May I wish everybody, not just the Brexiteers, a very happy National Unicorn Day?

I pay tribute to Members across the House, from all parties, who have made today’s votes possible and who have tried to find a meaningful way through. In a Parliament of minorities, we will, increasingly, have to do that. I find it astonishing that we are still debating whether to rule out a no-deal Brexit. Even today, this most simple of moves—our amendment asks that the delay should be at least three months—seems like a measure that we should not even be discussing or debating, so straightforward and common-sense does it seem. Yet we are having this debate. I want to make it clear that from the SNP perspective we are nowhere near being any closer to finding a solution, and that means we need a lengthy extension to sort out the mess that the Conservative party has created for everybody in the UK. Ministers know that a no-deal Brexit would be devastating for jobs, the economy and public services. Ministers know that, yet there are still a number of them who would like to see us crash out on Friday night. That is, plain and simple, a case of putting party above country.
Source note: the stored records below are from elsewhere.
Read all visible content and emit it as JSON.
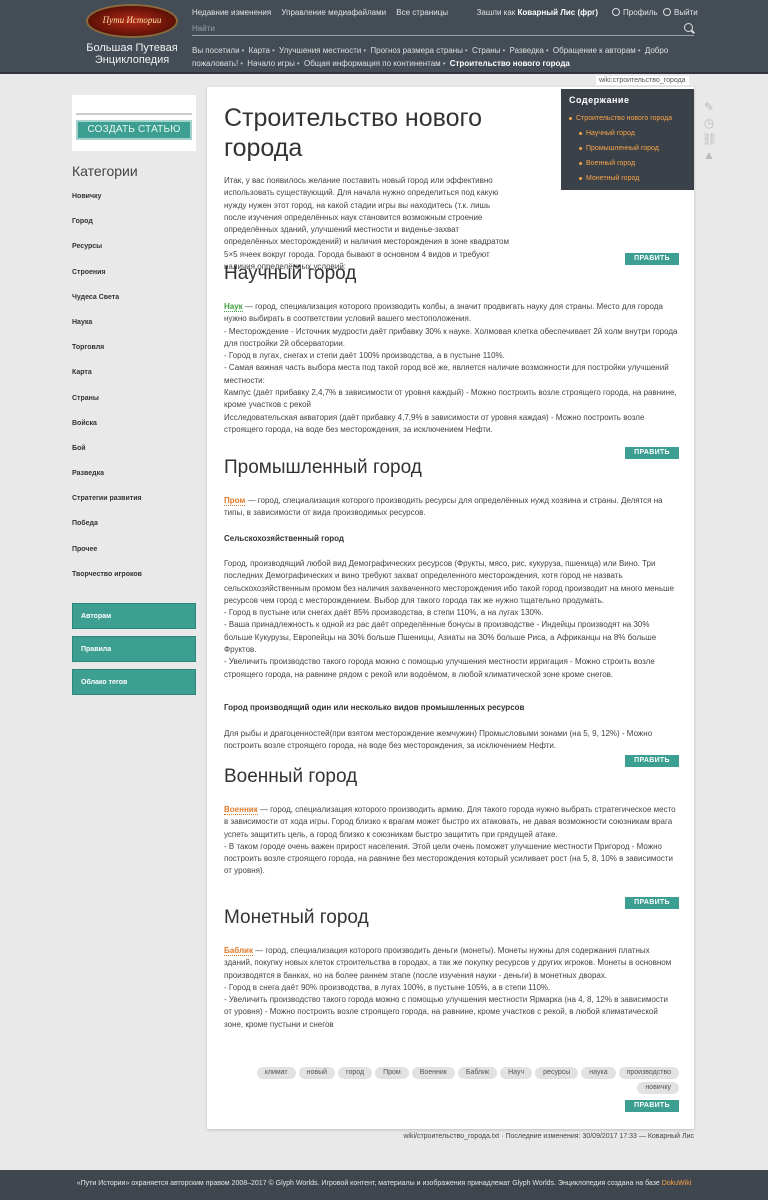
{
  "header": {
    "logo_text": "Пути Истории",
    "site_title": "Большая Путевая Энциклопедия",
    "nav_left": [
      "Недавние изменения",
      "Управление медиафайлами",
      "Все страницы"
    ],
    "logged_in_prefix": "Зашли как",
    "logged_in_user": "Коварный Лис (фрг)",
    "profile": "Профиль",
    "logout": "Выйти",
    "search_placeholder": "Найти",
    "breadcrumb_items": [
      "Вы посетили",
      "Карта",
      "Улучшения местности",
      "Прогноз размера страны",
      "Страны",
      "Разведка",
      "Обращение к авторам",
      "Добро пожаловать!",
      "Начало игры",
      "Общая информация по континентам"
    ],
    "breadcrumb_current": "Строительство нового города"
  },
  "sidebar": {
    "create_article": "СОЗДАТЬ СТАТЬЮ",
    "categories_heading": "Категории",
    "categories": [
      "Новичку",
      "Город",
      "Ресурсы",
      "Строения",
      "Чудеса Света",
      "Наука",
      "Торговля",
      "Карта",
      "Страны",
      "Войска",
      "Бой",
      "Разведка",
      "Стратегии развития",
      "Победа",
      "Прочее",
      "Творчество игроков"
    ],
    "buttons": [
      "Авторам",
      "Правила",
      "Облако тегов"
    ]
  },
  "page": {
    "page_id": "wiki:строительство_города",
    "title": "Строительство нового города",
    "intro": "Итак, у вас появилось желание поставить новый город или эффективно использовать существующий. Для начала нужно определиться под какую нужду нужен этот город, на какой стадии игры вы находитесь (т.к. лишь после изучения определённых наук становится возможным строение определённых зданий, улучшений местности и виденье-захват определённых месторождений) и наличия месторождения в зоне квадратом 5×5 ячеек вокруг города. Города бывают в основном 4 видов и требуют наличия определённых условий:",
    "edit_label": "ПРАВИТЬ",
    "sections": {
      "science": {
        "heading": "Научный город",
        "keyword": "Наук",
        "lines": [
          " — город, специализация которого производить колбы, а значит продвигать науку для страны. Место для города нужно выбирать в соответствии условий вашего местоположения.",
          "- Месторождение - Источник мудрости даёт прибавку 30% к науке. Холмовая клетка обеспечивает 2й холм внутри города для постройки 2й обсерватории.",
          "- Город в лугах, снегах и степи даёт 100% производства, а в пустыне 110%.",
          "- Самая важная часть выбора места под такой город всё же, является наличие возможности для постройки улучшений местности:",
          "Кампус (даёт прибавку 2,4,7% в зависимости от уровня каждый) - Можно построить возле строящего города, на равнине, кроме участков с рекой",
          "Исследовательская акватория (даёт прибавку 4,7,9% в зависимости от уровня каждая) - Можно построить возле строящего города, на воде без месторождения, за исключением Нефти."
        ]
      },
      "industry": {
        "heading": "Промышленный город",
        "keyword": "Пром",
        "intro": " — город, специализация которого производить ресурсы для определённых нужд хозяина и страны. Делятся на типы, в зависимости от вида производимых ресурсов.",
        "sub1_title": "Сельскохозяйственный город",
        "sub1_lines": [
          "Город, производящий любой вид Демографических ресурсов (Фрукты, мясо, рис, кукуруза, пшеница) или Вино. Три последних Демографических и вино требуют захват определенного месторождения, хотя город не назвать сельскохозяйственным промом без наличия захваченного месторождения ибо такой город производит на много меньше ресурсов чем город с месторождением. Выбор для такого города так же нужно тщательно продумать.",
          "- Город в пустыне или снегах даёт 85% производства, в степи 110%, а на лугах 130%.",
          "- Ваша принадлежность к одной из рас даёт определённые бонусы в производстве - Индейцы производят на 30% больше Кукурузы, Европейцы на 30% больше Пшеницы, Азиаты на 30% больше Риса, а Африканцы на 8% больше Фруктов.",
          "- Увеличить производство такого города можно с помощью улучшения местности ирригация - Можно строить возле строящего города, на равнине рядом с рекой или водоёмом, в любой климатической зоне кроме снегов."
        ],
        "sub2_title": "Город производящий один или несколько видов промышленных ресурсов",
        "sub2_lines": [
          "Для рыбы и драгоценностей(при взятом месторождение жемчужин) Промысловыми зонами (на 5, 9, 12%) - Можно построить возле строящего города, на воде без месторождения, за исключением Нефти."
        ]
      },
      "military": {
        "heading": "Военный город",
        "keyword": "Военник",
        "lines": [
          " — город, специализация которого производить армию. Для такого города нужно выбрать стратегическое место в зависимости от хода игры. Город близко к врагам может быстро их атаковать, не давая возможности союзникам врага успеть защитить цель, а город близко к союзникам быстро защитить при грядущей атаке.",
          "- В таком городе очень важен прирост населения. Этой цели очень поможет улучшение местности Пригород - Можно построить возле строящего города, на равнине без месторождения который усиливает рост (на 5, 8, 10% в зависимости от уровня)."
        ]
      },
      "money": {
        "heading": "Монетный город",
        "keyword": "Баблик",
        "lines": [
          " — город, специализация которого производить деньги (монеты). Монеты нужны для содержания платных зданий, покупку новых клеток строительства в городах, а так же покупку ресурсов у других игроков. Монеты в основном производятся в банках, но на более раннем этапе (после изучения науки - деньги) в монетных дворах.",
          "- Город в снега даёт 90% производства, в лугах 100%, в пустыне 105%, а в степи 110%.",
          "- Увеличить производство такого города можно с помощью улучшения местности Ярмарка (на 4, 8, 12% в зависимости от уровня) - Можно построить возле строящего города, на равнине, кроме участков с рекой, в любой климатической зоне, кроме пустыни и снегов"
        ]
      }
    },
    "toc": {
      "title": "Содержание",
      "items": [
        "Строительство нового города",
        "Научный город",
        "Промышленный город",
        "Военный город",
        "Монетный город"
      ]
    },
    "tags": [
      "климат",
      "новый",
      "город",
      "Пром",
      "Военник",
      "Баблик",
      "Науч",
      "ресурсы",
      "наука",
      "производство",
      "новичку"
    ],
    "footer_info": "wiki/строительство_города.txt · Последние изменения: 30/09/2017 17:33 — Коварный Лис"
  },
  "footer": {
    "text": "«Пути Истории» охраняется авторским правом 2008–2017 © Glyph Worlds. Игровой контент, материалы и изображения принадлежат Glyph Worlds. Энциклопедия создана на базе ",
    "link": "DokuWiki"
  },
  "colors": {
    "header_bg": "#444c55",
    "accent_teal": "#3d9f92",
    "toc_link": "#f7a34a",
    "keyword_green": "#3d9f3d",
    "keyword_orange": "#e07a2a"
  }
}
I pay particular tribute—I do not do this often—to those Conservatives who have sought compromise. They will disagree with me strongly and legitimately on a regular basis, but I pay tribute to the courage they have shown. The way that they are treated when they seek to reach compromise and reach out, as we all must in a Parliament of minorities, is an outrage. They find themselves being deselected and called all sorts of names that I will not repeat in this House. This is a party that has been taken over by its most extreme elements who want to crash out of the European Union: for trade deals that never materialised; for parliamentary sovereignty that disrespects the devolution settlement; and for democracy, as they call it, in a place where somebody can make laws due to an accident of birth. What kind of democracy is that?

We are in this mess because the Brexiteers could not even agree what kind of Brexit they wanted. They never even bothered setting it out. [Interruption.] I notice some chuntering from a sedentary position. Not one of them can defend that position.